I AM grateful to Mr Gornall (Your Views: October 24), for providing a very accurate sketch of some contemporary attitudes towards religion.

He is absolutely right, that for some people religion is about hope, comfort and self improvement. The problem is that if a person looks for hope he wants to put his hope in something that is not going to fail him. Where does he find it?

Mr Gornall writes "I believe in no God but believe in the existence of Jesus as a good and reasonable man", and maintains the world might be satisfied with and find hope in "kindness, love and compassion", as expressed by one's neighbour.

It is one of the great joys of life to experience these things from others. However, even in a perfect world where we are surrounded by people who were falling over themselves to love us and be kind and compassionate to us, we would still be faced with our desire for complete security in the face of suffering and death.

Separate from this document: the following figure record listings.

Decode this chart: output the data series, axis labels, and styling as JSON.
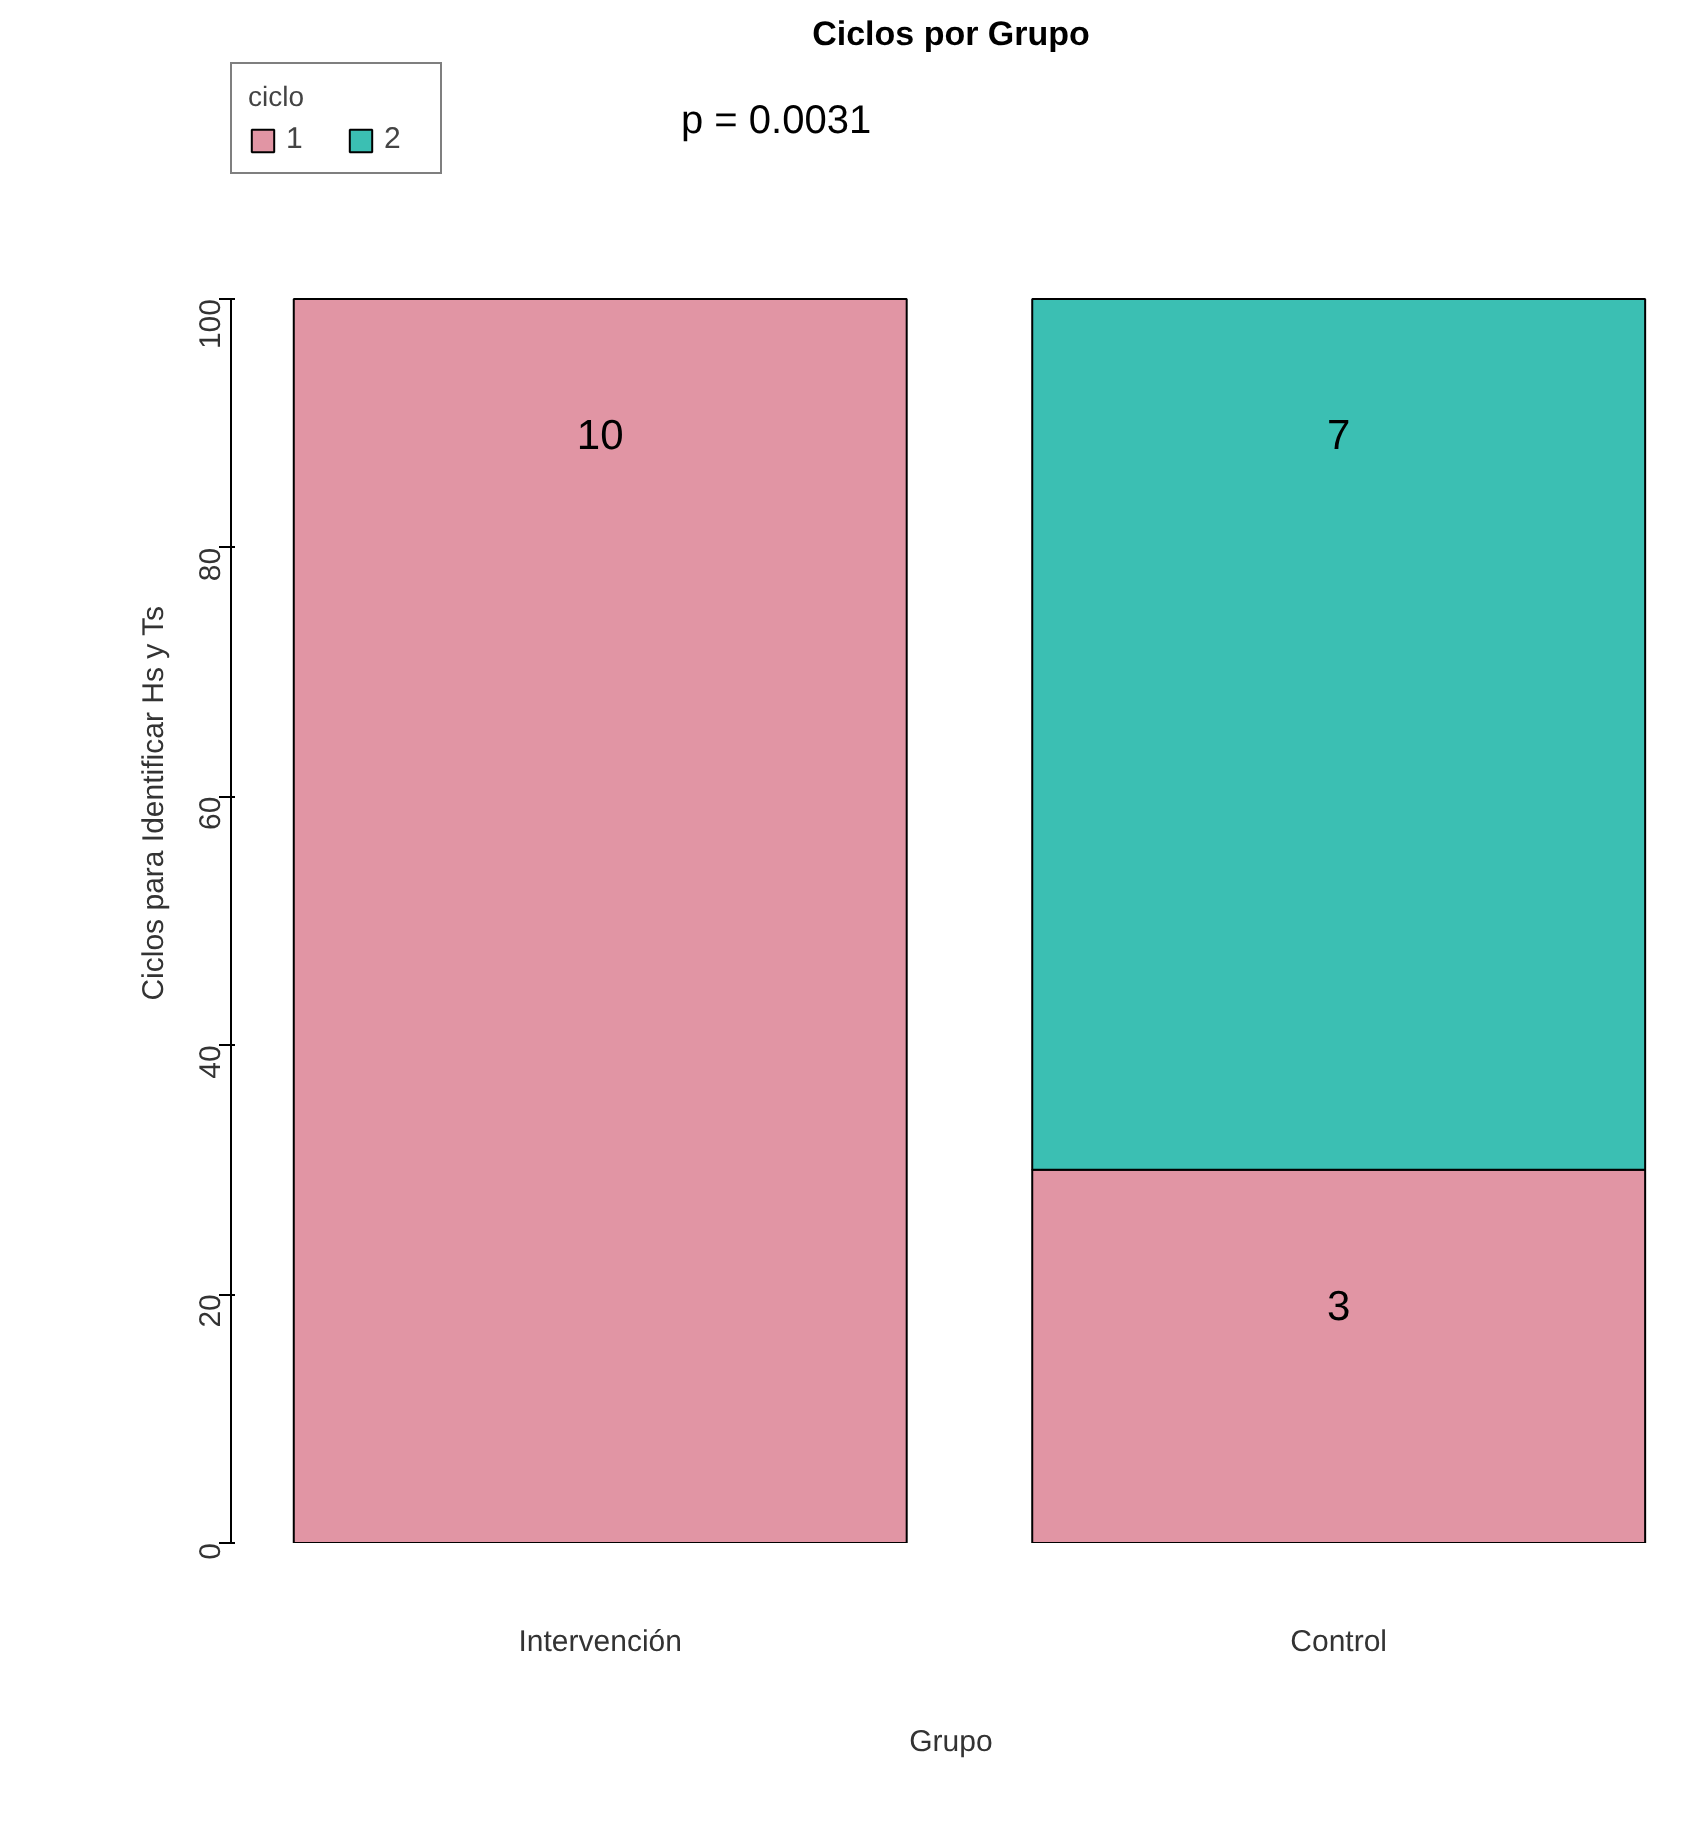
{
  "chart_data": {
    "type": "bar",
    "title": "Ciclos por Grupo",
    "xlabel": "Grupo",
    "ylabel": "Ciclos para Identificar Hs y Ts",
    "legend_title": "ciclo",
    "categories": [
      "Intervención",
      "Control"
    ],
    "stacked": true,
    "series": [
      {
        "name": "1",
        "color": "#e195a4",
        "values": [
          100,
          30
        ]
      },
      {
        "name": "2",
        "color": "#3bbfb3",
        "values": [
          0,
          70
        ]
      }
    ],
    "ylim": [
      0,
      100
    ],
    "yticks": [
      0,
      20,
      40,
      60,
      80,
      100
    ],
    "grid": false,
    "legend": "top left",
    "annotations": [
      "p = 0.0031",
      {
        "text": "10",
        "x": "Intervención",
        "y": 100
      },
      {
        "text": "7",
        "x": "Control",
        "y": 100
      },
      {
        "text": "3",
        "x": "Control",
        "y": 30
      }
    ]
  }
}
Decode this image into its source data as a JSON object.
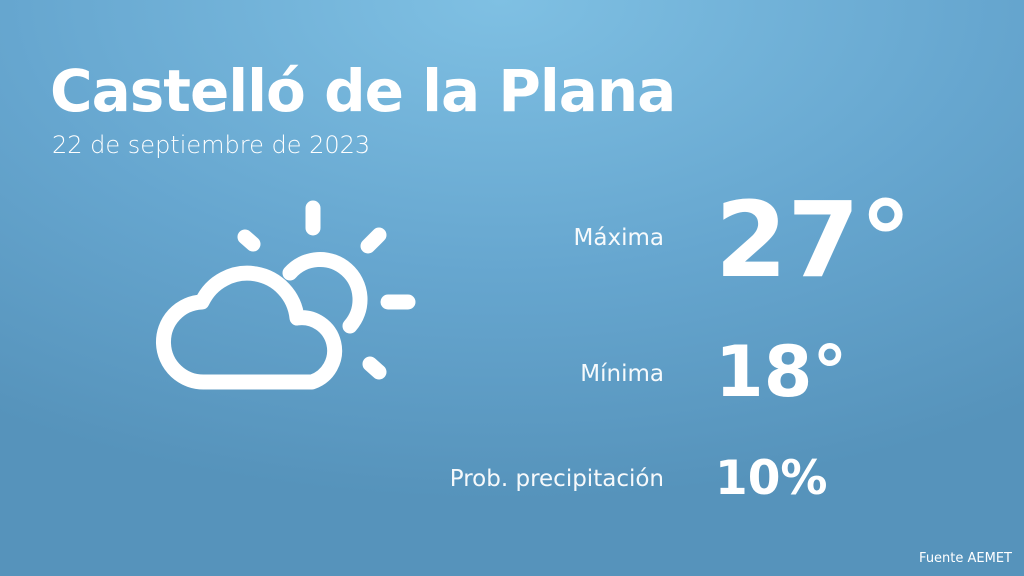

Our loving brothers and sisters, if we are lucky enough to have them, cannot give us this. The only person who can give us this security (given the word "salvation" in the Christian religion) is Jesus Christ. Now the record of what he did to give us the security we are longing for is contained in the Bible. If we choose to ignore that book, we damage no one but ourselves, because we are powerless to give ourselves that security or salvation.

Can we really afford to close that book? We like to imagine we are already safe, even immortal, with the successes of science, but sadness, suffering and death (the "personal hells" Mr Gornall rightly points to) come to us whether we believe in God or not, either as friends or enemies.

These three facts of life can only become our friends if we realise that Jesus has already conquered them, by His Death and Resurrection. Without Jesus they spell only despair. So human kindness, love and compassion are not enough to console someone in a personal hell. Only the touch of the Wounded Healer can heal the tortured human heart with His promise of eternal life and love.